U.S. crude inventories also likely saw build for 2nd week.
Oil fell to its lowest in two weeks on Wednesday after China said it would impose tariffs on a number of U.S. goods
including agricultural products, raising the prospect of a growing trade war that could impact global growth.
China, the world's largest importer of raw materials, hit back at the Trump administration's plan to levy tariffs on $50 billion of its goods, retaliating with a list of duties on U.S. imports including soybeans, planes, cars, whiskey and
chemicals.
Equity and commodity markets dropped sharply, reflecting growing nervousness among traders and investors.
Brent crude futures dropped $0.84 on the day to $67.28 a barrel by 1146 GMT, bringing losses for the week so far to nearly 5 percent.
U.S. WTI crude futures fell $0.89 to $62.62 a barrel.
Oil prices had already been under pressure earlier in the day ahead of a possible rise in U.S. inventories, as reported by the Energy Information Administration (EIA) later on Wednesday.
"We’re seeing the reaction across the board ... crude oil is keeping an eye on stocks and with S&P (futures) down ... we're seeing renewed weakness ahead of the EIA this afternoon," Saxo Bank head of commodities strategy Ole Hansen said.
Yet fund managers hold more bets on a sustained rise in the price of Brent
crude oil than at any time, data from the InterContinental Exchange shows.
LONG POSITION
The net long position in futures and options tops 600 million barrels of oil, the data shows, meaning that in the event of a sharper drop in price, sellers may find a dearth of buyers.
"What’s really the main worry is that the long/short ratio is so skewed, meaning who is going to be buying if there is a lot of selling pressure?" Hansen said.
U.S. crude inventories likely saw a buildup for the second straight week, rising 200,000 barrels in the week ended March 30, a Reuters poll of industry analysts showed on Tuesday.

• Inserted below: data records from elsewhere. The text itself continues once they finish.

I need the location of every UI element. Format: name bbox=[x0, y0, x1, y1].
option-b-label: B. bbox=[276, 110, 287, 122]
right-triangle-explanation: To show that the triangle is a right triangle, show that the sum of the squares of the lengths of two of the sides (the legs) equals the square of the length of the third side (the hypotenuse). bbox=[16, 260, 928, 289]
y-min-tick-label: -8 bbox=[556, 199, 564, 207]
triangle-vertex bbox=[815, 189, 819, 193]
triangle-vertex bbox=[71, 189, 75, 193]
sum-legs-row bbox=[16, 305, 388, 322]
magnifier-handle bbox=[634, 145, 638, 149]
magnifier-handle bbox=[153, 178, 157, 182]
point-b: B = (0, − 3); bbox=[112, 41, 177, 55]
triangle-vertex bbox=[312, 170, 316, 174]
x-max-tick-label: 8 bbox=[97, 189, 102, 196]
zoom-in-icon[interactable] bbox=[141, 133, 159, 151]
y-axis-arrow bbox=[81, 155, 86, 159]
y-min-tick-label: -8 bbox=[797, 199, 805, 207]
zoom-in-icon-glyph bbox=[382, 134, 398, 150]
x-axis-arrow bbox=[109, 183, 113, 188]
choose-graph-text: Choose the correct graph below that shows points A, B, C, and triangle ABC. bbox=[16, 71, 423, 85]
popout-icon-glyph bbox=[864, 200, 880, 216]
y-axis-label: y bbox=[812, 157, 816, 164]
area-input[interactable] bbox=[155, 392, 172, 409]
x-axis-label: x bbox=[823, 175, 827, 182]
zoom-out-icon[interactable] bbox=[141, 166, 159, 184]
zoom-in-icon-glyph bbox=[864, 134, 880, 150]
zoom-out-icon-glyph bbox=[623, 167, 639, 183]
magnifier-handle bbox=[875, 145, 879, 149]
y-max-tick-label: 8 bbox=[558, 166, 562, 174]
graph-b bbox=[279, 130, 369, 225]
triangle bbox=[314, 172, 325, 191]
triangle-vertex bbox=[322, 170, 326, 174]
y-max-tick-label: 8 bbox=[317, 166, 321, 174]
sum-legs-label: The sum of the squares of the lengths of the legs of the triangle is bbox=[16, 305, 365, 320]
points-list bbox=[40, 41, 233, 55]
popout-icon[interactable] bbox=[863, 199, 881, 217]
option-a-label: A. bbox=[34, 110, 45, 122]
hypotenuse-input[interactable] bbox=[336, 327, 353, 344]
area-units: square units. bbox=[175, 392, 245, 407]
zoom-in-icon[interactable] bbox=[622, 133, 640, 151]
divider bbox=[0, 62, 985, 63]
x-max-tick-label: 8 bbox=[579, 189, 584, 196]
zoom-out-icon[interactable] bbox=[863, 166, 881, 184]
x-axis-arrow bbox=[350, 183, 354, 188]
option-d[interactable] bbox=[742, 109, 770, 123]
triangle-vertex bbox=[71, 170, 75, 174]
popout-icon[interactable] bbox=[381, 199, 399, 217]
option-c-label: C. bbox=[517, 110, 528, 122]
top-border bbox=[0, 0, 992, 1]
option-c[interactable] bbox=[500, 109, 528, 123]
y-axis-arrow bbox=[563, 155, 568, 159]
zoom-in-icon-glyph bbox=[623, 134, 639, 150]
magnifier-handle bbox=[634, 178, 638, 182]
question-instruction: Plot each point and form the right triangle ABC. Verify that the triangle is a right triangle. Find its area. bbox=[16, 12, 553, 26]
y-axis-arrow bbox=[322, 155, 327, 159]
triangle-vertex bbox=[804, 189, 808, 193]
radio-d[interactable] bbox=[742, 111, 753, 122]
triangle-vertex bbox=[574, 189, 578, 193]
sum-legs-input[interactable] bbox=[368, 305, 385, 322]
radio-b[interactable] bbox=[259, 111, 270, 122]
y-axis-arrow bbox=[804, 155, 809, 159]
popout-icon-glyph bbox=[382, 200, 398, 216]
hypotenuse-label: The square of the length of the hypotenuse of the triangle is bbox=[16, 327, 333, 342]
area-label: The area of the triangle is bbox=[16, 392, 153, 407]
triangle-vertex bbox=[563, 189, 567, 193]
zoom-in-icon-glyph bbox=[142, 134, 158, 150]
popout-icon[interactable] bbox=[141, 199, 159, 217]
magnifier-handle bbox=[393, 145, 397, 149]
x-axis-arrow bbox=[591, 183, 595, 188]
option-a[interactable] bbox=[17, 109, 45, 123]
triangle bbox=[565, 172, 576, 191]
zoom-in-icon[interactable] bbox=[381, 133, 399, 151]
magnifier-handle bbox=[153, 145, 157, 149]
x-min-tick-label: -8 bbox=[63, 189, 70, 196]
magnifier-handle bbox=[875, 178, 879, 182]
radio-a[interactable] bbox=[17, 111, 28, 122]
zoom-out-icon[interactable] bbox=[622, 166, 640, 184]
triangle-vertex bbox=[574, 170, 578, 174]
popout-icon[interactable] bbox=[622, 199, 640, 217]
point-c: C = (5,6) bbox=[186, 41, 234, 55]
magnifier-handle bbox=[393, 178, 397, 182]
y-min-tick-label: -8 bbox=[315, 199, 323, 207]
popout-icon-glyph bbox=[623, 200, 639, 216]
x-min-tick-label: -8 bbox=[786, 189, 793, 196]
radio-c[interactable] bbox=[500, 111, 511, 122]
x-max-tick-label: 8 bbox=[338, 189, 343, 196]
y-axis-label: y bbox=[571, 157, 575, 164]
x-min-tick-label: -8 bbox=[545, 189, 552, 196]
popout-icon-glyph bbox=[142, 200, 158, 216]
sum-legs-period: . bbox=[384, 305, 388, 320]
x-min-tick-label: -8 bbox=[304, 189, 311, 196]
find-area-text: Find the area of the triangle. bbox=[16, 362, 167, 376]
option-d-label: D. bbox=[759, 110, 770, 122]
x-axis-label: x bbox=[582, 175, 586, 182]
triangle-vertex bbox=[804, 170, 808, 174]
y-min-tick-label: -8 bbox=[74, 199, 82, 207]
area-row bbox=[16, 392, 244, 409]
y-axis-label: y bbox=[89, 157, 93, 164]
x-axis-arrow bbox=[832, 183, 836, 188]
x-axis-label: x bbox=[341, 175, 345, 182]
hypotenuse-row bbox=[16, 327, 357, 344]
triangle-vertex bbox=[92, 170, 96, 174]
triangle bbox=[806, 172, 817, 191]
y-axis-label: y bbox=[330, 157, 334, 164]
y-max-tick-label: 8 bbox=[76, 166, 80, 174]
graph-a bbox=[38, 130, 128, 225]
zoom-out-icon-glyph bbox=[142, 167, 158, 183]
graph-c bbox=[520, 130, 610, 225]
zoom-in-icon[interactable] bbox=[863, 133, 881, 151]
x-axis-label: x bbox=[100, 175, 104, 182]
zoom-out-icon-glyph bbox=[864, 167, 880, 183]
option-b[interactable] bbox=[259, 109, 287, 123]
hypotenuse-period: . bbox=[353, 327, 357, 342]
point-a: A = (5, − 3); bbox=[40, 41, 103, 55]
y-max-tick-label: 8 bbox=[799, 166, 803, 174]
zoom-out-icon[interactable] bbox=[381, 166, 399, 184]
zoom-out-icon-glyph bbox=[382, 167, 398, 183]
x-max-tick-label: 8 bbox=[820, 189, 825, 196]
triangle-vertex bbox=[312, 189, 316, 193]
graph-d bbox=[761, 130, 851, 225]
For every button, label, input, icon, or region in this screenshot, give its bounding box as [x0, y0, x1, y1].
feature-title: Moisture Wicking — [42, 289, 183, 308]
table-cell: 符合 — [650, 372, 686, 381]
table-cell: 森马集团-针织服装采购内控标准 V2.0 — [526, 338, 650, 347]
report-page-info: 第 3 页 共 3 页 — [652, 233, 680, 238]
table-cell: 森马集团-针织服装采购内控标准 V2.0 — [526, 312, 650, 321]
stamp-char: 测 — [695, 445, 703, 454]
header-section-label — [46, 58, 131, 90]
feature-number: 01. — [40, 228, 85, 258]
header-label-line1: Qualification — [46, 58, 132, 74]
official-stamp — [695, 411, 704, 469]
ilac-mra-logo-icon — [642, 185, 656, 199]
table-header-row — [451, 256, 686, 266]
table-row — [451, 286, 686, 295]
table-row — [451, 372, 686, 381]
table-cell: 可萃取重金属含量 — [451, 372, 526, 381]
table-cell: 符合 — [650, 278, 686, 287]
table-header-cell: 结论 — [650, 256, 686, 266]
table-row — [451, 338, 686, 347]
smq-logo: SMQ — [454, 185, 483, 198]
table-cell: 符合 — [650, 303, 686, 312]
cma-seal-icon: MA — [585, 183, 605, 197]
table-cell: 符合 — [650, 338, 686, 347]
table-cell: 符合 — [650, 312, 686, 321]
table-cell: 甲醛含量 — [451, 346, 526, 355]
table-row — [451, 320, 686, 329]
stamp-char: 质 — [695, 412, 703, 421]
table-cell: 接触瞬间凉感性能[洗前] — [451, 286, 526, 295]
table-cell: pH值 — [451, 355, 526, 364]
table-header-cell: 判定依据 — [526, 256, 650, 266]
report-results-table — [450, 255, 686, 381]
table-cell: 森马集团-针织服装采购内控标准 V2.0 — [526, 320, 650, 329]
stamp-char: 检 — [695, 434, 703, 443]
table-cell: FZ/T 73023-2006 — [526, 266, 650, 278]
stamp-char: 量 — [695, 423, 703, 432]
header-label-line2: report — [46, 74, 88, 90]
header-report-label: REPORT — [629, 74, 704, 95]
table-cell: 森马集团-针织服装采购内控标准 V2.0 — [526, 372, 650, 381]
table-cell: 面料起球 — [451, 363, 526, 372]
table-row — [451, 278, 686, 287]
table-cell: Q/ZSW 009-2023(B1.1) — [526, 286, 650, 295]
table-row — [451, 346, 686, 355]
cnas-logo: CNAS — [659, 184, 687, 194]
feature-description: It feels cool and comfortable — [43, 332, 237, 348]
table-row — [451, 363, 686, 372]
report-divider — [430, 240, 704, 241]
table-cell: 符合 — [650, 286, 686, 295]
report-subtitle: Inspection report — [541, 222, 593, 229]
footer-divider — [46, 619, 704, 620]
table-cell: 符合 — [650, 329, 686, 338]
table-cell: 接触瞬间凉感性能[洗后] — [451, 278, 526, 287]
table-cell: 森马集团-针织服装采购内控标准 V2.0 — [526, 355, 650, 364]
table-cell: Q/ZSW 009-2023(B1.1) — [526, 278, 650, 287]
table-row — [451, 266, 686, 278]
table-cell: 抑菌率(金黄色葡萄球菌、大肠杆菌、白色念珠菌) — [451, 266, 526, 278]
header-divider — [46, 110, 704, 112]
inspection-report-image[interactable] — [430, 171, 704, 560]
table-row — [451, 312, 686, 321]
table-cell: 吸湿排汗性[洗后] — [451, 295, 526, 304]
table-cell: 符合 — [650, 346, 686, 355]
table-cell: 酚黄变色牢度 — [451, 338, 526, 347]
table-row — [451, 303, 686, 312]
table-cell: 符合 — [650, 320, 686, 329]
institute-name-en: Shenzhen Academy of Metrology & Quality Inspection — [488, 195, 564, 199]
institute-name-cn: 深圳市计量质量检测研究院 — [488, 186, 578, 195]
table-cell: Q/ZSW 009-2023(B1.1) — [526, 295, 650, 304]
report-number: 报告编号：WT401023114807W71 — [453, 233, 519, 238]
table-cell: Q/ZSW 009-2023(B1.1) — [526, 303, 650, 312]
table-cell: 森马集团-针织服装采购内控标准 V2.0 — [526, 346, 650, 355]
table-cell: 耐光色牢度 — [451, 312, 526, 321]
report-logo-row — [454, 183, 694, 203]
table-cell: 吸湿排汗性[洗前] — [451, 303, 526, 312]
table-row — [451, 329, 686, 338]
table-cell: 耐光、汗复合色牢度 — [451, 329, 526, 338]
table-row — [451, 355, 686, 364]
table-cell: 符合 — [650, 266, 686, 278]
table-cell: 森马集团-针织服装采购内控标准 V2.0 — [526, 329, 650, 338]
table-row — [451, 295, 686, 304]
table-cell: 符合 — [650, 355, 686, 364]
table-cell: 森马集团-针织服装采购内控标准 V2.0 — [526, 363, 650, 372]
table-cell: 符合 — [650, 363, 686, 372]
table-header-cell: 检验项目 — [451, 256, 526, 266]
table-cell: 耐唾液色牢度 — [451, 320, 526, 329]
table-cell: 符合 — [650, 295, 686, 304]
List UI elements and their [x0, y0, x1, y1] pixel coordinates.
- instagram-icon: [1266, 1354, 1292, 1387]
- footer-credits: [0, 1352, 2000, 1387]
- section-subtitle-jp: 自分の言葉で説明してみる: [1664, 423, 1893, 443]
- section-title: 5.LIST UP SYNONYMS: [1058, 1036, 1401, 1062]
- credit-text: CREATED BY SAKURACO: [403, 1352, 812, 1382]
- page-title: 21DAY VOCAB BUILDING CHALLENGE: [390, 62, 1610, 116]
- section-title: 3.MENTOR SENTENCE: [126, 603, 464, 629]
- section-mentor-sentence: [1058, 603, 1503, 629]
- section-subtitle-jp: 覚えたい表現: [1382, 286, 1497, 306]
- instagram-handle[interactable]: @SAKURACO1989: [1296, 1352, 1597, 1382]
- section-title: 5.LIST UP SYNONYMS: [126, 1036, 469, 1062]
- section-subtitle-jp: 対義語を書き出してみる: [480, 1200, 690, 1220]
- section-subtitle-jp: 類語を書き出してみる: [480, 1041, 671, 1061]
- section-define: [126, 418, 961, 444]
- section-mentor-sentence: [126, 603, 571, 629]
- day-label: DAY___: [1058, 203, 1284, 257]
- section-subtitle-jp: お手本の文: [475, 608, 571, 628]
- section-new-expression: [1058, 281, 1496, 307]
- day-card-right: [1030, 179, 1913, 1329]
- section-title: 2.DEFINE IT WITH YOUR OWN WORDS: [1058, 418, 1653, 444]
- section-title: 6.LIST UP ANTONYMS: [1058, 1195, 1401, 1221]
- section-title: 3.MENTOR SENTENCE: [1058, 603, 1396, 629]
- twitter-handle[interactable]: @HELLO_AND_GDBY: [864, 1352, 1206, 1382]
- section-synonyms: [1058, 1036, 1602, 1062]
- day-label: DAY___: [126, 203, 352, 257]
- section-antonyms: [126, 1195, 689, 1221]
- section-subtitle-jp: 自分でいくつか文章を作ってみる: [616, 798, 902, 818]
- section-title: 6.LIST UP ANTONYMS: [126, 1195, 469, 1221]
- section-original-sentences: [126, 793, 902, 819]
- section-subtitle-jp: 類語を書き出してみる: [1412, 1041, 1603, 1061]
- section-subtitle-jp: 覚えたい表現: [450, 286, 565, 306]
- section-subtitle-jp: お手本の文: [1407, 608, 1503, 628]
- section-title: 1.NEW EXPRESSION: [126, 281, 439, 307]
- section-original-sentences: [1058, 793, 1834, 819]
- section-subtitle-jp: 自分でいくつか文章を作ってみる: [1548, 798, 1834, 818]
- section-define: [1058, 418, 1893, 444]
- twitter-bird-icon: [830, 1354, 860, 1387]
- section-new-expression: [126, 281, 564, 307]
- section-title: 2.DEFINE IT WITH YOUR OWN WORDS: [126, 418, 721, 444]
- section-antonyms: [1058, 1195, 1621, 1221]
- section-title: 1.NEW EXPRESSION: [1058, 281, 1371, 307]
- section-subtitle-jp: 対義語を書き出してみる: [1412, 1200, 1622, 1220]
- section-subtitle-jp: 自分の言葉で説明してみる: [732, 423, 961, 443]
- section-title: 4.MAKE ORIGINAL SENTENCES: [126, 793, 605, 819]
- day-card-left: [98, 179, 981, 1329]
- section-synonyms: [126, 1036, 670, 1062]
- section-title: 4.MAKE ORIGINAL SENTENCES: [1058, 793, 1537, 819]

"Oil fundamentals are returning to the forefront of concerns and developments in the U.S. don't make good reading for market bulls," PVM Oil Associates strategist Stephen Brennock said.
The correlation between oil and equities remains strongly positive, meaning a drop in the stock market is likely to be echoed by crude futures.
"Equities have been the most significant external driver for the short-term price direction of oil, with the significant volatility coming (partly) from the perception of a trade war," said Dominic Chirichella, senior partner at the Energy Management Institute in New York.